Homicides Up 94 Percent In Los Angeles County

The title of this post is the headline of a story in the Police Tribune.  To say that the “leadership” of  DA George Gascón has been a disaster for the entire County, but especially for black people who are disproportionately victims of violent crime, hardly captures it.

Here’s how the article starts:

The homicide rate in Los Angeles County skyrocketed 94 percent in the past two years alone, according to the sheriff.

Grand theft auto offenses are also up 59 percent, Los Angeles County Sheriff Alex Villanueva said during a press conference on Wednesday, according to KABC.

Sheriff Villanueva used data from 2019, 2020, and 2021 to illustrate the rising trend….

[He] said the massive jump in homicides is “probably one of the biggest jumps ever” anywhere in the nation.

The number of aggravated assaults has also increased nearly 12 percent over the past two years, according to the Los Angeles Daily News.

The sheriff said many factors have contributed to the crime spikes, including the hiring freeze the Los Angeles County Board of Supervisors placed on his office, KABC reported.

Gosh, maybe it’s not such a neat idea after all to freeze, reduce or defund the police.

The sheriff said he is hoping to fill at least 800 sworn positions at the Los Angeles County Sheriff’s Department (LASD) this year, which would bump up the number of deputies from 9,500 to at about 10,300, KABC reported.

Los Angeles District Attorney George Gascon’s soft-on-crime criminal justice reform policies have also contributed to the massive jump in violent crime, Sheriff Villanueva said.

Gascon’s office sidestepped that accusation entirely in a statement released after the press conference, KABC reported.

His office instead focused on Gascon’s “top priority” of “police accountability.”

“He is working to restore the public’s faith in the criminal legal system by holding law enforcement officers who violate the law accountable for their crimes,” Gascon’s office declared.

Now some might think that an explosion of murder would be the District Attorney’s top priority, but what the heck.  For however that may be, nowhere does Mr. Gascon mention his own accountability, there apparently being none.

So here we are.  Murder nearly doubles in just two years of Gascon’s watch, and he had nothing to do with it.  This is what they want you to believe.  And you will believe it, too, if you have the IQ of a carrot.

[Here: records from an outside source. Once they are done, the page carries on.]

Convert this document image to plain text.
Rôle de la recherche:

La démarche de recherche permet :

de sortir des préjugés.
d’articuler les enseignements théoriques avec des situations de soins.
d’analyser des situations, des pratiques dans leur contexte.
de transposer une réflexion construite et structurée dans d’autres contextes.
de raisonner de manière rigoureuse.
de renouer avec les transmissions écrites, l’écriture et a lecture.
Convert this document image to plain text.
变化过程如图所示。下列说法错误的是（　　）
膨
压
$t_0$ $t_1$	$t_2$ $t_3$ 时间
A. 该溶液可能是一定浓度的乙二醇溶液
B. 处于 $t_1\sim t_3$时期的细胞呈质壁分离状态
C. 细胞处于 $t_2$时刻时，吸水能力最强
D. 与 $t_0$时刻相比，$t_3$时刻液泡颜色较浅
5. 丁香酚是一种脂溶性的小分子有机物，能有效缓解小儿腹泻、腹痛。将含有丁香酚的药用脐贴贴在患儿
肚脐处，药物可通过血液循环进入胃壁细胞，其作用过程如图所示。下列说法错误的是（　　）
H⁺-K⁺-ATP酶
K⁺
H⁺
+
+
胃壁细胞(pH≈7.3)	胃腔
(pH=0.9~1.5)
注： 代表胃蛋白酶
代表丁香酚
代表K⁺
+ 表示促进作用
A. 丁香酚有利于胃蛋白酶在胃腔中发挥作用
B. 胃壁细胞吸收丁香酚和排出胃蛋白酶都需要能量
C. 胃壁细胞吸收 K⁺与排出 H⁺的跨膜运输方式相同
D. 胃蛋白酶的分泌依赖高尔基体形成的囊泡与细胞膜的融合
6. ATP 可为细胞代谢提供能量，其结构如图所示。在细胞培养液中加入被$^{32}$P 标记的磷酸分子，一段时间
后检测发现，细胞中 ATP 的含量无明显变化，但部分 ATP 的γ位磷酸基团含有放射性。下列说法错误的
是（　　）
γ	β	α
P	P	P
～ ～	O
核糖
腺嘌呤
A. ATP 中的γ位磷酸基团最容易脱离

Of course the actual evidence of the supposed citizen distrust of police is a different story:

Despite the uptick in violent crime, the number of complaints on deputies has decreased by 43 percent over the past year at LASD stations where bodycams have been implemented, KABC reported.

Sheriff Villanueva said he will continue expanding use of bodycams throughout the sheriff’s office.

Los Angeles County Supervisor Kathryn Barger said the county’s growing crime rate must be curbed, KABC reported.

“The answer to fighting crime is twofold, perpetrators must face consequences when breaking the law and funding must be directed to support crime prevention strategies,” Barger said.

Supervisor Barger might do well to recall that the best-proven crime prevention strategy we have seen over the last several decades is to get criminals off the street and hold them away from civil society.  But instead of even whispering this well-established fact, we continue to see criminal justice “reformers”  —  and increasingly, Joe Biden’s Justice Department  —  wail about the “mass incarceration.”

 

 

1 Response

  1. Brett Miler says:

    Hi Bill –
    A couple of points –
    1. Mr. Gascon has only been in office for one year – he was elected in November 2020 – so the two year homicide spike cannot be attributed solely to him as the spike began before he took office.
    2. Your thesis that “the best-proven crime prevention strategy is to get criminals off the street” may be true but if efforts are not made to deal with the social and emotional deficits that lead to crime, the result will only be more crime and more crime victims
    I believe that the best crime prevention strategy is to only use prison as a last resort and instead redirect our efforts toward trying to repair social/emotional harm to keep people from breaking our laws again. Your simplistic and outdated notion that “greed” causes crime is simplistic and causes people to believe that crime is more an individual problem rather than a problem caused by factors beyond an individual’s capacity to control.
    I know you are probably set in your ways but I just believe that a less costly, more humane system may be more effective long term.